Oriente, Ocidente apresenta uma visão crítica da civilização ocidental, discutindo a influência da Inglaterra na construção do atual perfil da Índia e dos indianos residentes na Inglaterra. A educação adquirida no Ocidente, legitima a palavra deste intelectual que critica a malograda experiência da colonização britânica.


[1] East. West... London. Granta Books, 1994. Publicado no Brasil pela Companhia das Letras. Oriente. Ocidente. Trad. Melina R. de Moura. São Paulo: Cia das Letras, 1995. Este livro é constituído por nove contos, divididos nas seguintes partes: "Oriente" "Ocidente" "Oriente & Ocidente". 227 páginas.

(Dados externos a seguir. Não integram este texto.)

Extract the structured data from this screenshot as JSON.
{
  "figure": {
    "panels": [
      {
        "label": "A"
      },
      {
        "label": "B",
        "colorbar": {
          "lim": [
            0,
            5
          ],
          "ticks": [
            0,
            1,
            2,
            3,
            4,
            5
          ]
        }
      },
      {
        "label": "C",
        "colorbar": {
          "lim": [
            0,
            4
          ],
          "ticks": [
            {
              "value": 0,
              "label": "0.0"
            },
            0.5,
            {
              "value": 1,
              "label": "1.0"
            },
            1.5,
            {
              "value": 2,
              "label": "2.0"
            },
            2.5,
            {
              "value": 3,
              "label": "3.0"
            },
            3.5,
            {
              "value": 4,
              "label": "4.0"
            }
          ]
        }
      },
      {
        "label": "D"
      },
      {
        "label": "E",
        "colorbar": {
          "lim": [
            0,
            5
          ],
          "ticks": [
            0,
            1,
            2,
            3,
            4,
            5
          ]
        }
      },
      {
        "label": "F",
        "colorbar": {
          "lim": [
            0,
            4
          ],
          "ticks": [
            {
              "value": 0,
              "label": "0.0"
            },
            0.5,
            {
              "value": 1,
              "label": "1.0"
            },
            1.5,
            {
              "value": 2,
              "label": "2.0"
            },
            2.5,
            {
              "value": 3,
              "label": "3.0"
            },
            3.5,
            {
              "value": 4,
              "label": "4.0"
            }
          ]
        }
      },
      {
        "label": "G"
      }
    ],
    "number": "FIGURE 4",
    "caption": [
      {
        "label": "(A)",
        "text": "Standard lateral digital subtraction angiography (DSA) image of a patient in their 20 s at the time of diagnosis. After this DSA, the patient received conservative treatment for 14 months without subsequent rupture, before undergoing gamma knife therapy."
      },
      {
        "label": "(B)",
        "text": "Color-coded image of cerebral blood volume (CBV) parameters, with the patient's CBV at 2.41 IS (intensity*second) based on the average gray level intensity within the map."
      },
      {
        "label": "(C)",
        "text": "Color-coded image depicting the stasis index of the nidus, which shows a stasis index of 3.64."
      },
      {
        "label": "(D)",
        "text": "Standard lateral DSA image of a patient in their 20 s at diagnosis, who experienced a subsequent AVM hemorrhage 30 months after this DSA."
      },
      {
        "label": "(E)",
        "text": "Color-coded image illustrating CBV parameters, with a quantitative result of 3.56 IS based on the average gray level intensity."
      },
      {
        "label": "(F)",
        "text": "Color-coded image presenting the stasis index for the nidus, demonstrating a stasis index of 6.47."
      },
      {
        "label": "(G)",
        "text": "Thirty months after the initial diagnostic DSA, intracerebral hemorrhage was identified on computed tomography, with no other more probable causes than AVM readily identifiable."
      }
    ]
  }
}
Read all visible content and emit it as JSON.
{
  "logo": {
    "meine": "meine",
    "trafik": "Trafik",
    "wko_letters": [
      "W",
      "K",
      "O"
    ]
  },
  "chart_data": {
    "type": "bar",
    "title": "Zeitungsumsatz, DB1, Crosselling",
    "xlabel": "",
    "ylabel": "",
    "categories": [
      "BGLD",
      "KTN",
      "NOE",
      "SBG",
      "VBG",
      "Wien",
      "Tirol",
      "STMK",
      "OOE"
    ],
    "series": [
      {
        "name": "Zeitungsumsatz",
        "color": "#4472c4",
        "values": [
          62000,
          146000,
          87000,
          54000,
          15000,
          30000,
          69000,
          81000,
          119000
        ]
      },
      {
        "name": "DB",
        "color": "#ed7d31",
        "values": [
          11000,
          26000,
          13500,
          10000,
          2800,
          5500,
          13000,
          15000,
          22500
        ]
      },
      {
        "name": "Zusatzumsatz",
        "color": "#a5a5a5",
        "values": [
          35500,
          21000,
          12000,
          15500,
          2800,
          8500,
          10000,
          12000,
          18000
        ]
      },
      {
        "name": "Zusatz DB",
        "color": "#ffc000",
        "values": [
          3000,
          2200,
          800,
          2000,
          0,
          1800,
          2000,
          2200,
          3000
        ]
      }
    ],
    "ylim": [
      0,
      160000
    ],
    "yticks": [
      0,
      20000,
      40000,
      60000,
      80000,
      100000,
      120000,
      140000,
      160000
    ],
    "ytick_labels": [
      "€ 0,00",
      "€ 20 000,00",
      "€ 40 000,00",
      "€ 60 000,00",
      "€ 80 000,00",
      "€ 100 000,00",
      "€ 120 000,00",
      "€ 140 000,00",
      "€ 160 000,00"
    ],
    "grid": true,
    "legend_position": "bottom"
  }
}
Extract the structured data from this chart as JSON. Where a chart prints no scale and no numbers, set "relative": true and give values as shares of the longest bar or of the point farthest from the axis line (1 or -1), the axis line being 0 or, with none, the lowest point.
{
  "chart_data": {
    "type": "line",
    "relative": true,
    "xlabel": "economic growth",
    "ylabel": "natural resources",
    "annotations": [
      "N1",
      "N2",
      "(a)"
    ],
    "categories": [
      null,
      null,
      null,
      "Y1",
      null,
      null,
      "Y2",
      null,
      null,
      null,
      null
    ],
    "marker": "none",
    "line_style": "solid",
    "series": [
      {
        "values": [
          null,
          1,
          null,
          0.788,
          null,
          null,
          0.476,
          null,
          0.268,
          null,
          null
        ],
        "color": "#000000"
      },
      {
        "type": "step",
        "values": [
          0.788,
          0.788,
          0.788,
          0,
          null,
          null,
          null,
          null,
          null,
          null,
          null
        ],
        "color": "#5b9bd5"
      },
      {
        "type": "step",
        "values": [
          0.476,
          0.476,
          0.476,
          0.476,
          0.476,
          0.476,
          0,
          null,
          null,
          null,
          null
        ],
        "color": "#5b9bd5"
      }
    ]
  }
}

[2] Segundo censo de 1991, havia na Grã - Bretanha : Brancos (irlandeses, italianos, poloneses, espanhóis, judeus, ingleses, escoceses, galeses, americanos e demais europeus 51,874,000 - Negros Caribenhos - 500,000 - Negros Africanos 212,000 - Indianos - 840,000 - Paquistaneses 477,000 - Chineses 157,000 - Outros Asiáticos - 198,000 - Outrros ( podem ser incluídos ou não os "Britons ", uma vez que estes preferem ser incluídos como negros).
[3] Citamos, apenas para exemplificar, Nagib Mahfuz, Tarik Ali, Anita Desai entre outros.



Muna Omran é Doutoranda em Teoria Literária/Unicamp.